Leidse Vertaling 1912/1994 | Book List

Navigation


 

Openbaring 1

1 De openbaring van Jezus Christus, hem door God gegeven om aan zijn dienstknechten te tonen wat binnenkort geschieden moet. Door zijn engel, dien hij daartoe afgezonden heeft, heeft hij haar doen toekomen aan zijn dienaar Johannes.

2 Deze heeft alwat hij gezien heeft van het woord Gods en de getuigenis aangaande Jezus Christus overgeleverd.

3 Zalig wie het voorleest, en zij die de woorden van de profetie aanhoren en hetgeen daarin opgeschreven staat ter harte nemen; want de tijd is nabij.

4 Johannes aan de zeven gemeenten in Azie; genade en vrede zij uw deel van Hem die is en was en komt, en van de zeven geesten die voor zijn troon staan,

5 en van Jezus Christus, den getrouwen getuige, den eerstgeborene uit de doden en den vorst over de koningen der aarde. Hem, die ons liefheeft en heeft gered uit onze zonden door zijn bloed,

6 en ons gemaakt heeft tot een koninkrijk en tot priesters voor zijn God en Vader, hem behoort de heerlijkheid en de macht tot in alle eeuwigheid. Amen.

7 Zie, hij komt met de wolken, en elk oog zal hem zien ook wie hem doorstoken hebben. Alle volksstammen der aarde zullen over hem rouw bedrijven. Ja. Amen.

8 Ik ben de Alfa en de Omega, zegt de Heere God, Hij die is en was en komt, de Albeheerscher.

9 Ik, Johannes, uw broeder en die met u deel heb aan de verdrukkingen en het koningsschap en het geduld, in de gemeenschap met Jezus, was op het eiland dat Patmos heet om het woord Gods en de getuigenis omtrent Jezus.

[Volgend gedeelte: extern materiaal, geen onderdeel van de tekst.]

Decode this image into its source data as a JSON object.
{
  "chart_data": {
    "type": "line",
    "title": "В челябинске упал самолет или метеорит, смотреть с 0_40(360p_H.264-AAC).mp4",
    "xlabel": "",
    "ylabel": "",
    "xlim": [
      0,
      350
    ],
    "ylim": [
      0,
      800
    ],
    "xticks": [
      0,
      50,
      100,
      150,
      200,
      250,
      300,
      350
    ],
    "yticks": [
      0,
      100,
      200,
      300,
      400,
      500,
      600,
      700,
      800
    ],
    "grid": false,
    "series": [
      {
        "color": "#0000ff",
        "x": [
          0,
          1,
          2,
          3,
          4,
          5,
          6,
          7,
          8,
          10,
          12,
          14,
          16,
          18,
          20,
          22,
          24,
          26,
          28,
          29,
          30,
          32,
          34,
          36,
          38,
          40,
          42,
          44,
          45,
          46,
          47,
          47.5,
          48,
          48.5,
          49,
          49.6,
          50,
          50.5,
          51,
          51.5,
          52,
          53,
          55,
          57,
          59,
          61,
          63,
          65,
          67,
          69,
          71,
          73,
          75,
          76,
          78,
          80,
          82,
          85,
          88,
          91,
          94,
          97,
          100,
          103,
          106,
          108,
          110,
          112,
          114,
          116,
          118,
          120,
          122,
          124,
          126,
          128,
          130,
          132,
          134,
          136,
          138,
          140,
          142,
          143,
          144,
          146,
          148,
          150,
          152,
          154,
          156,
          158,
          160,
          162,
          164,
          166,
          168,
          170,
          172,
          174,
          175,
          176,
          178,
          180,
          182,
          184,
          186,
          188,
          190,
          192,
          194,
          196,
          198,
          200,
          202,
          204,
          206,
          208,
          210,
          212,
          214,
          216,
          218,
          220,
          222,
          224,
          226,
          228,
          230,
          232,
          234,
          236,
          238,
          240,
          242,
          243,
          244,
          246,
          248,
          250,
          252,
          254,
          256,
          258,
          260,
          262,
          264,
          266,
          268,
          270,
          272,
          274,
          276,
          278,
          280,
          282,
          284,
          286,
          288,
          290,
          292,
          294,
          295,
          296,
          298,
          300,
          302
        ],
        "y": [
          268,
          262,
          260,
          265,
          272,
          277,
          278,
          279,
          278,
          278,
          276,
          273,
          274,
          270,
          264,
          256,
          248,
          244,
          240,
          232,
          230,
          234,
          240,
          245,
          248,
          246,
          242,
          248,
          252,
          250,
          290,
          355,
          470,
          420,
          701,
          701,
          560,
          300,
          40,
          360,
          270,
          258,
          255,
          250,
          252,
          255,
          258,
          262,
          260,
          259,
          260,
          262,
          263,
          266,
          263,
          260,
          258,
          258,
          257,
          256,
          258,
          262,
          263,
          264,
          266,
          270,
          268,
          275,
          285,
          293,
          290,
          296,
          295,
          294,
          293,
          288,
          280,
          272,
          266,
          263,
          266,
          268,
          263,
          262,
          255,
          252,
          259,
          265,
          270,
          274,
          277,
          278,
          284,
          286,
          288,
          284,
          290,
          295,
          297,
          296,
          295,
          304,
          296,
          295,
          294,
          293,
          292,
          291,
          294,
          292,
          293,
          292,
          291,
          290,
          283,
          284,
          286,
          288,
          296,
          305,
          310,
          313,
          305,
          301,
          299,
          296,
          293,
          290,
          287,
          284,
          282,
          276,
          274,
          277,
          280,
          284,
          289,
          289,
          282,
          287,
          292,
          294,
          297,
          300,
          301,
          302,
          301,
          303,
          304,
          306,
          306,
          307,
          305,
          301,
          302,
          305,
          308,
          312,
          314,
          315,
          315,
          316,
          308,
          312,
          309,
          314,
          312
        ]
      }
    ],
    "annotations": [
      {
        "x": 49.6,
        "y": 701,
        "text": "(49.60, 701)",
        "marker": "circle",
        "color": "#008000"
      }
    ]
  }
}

10 Toen ik daar eens, op den dag des Heeren, in geestvervoering was, hoorde ik achter mij een stem, luid als van een bazuin,

11 zeggen: Schrijf wat gij ziet in een boek en zend dat aan de zeven gemeenten Efeze, Smyrna, Pergamum, Thyatira, Sardes, Filadelfia en Laodicea.

12 Hierop keerde ik mij om om te zien van waar de stem die met mij sprak kwam, en toen ik mij omgekeerd had, zag ik zeven gouden kandelaren,

13 en in het midden daarvan iemand die het uiterlijk had van een mensenzoon, getooid met een tot de voeten neerhangend kleed, de borst omgord met een gouden gordel;

14 hoofd en haren waren wit als sneeuwwitte wol, de ogen geleken een vuurvlam,

15 de voeten op in den oven gegloeid metaal, en zijn stem was als het gedruis van vele wateren;

16 in de rechterhand had hij zeven sterren, en uit zijn mond kwam een scherp tweesnijdend zwaard; zijn aanblik was als die van de zon, wanneer zij in volle kracht schittert.

17 Hem ziende, viel ik aan zijn voeten, als dood, neer; maar hij legde zijn rechterhand op mij en zeide: Vrees niet; ik ben de eerste en laatste,

18 en de levende; ik was dood en zie, ik leef tot in alle eeuwigheid en bezit de sleutels van den Dood en de Onderwereld.

19 Schrijf dan wat gij gezien hebt op, en wat nu is, en wat nadezen geschieden zal.

20 Het geheim van de zeven sterren die gij gezien hebt in mijn rechterhand en van de zeven gouden kandelaren is dit: de zeven sterren zijn de engelen der zeven gemeenten, en de zeven kandelaren zijn zeven gemeenten.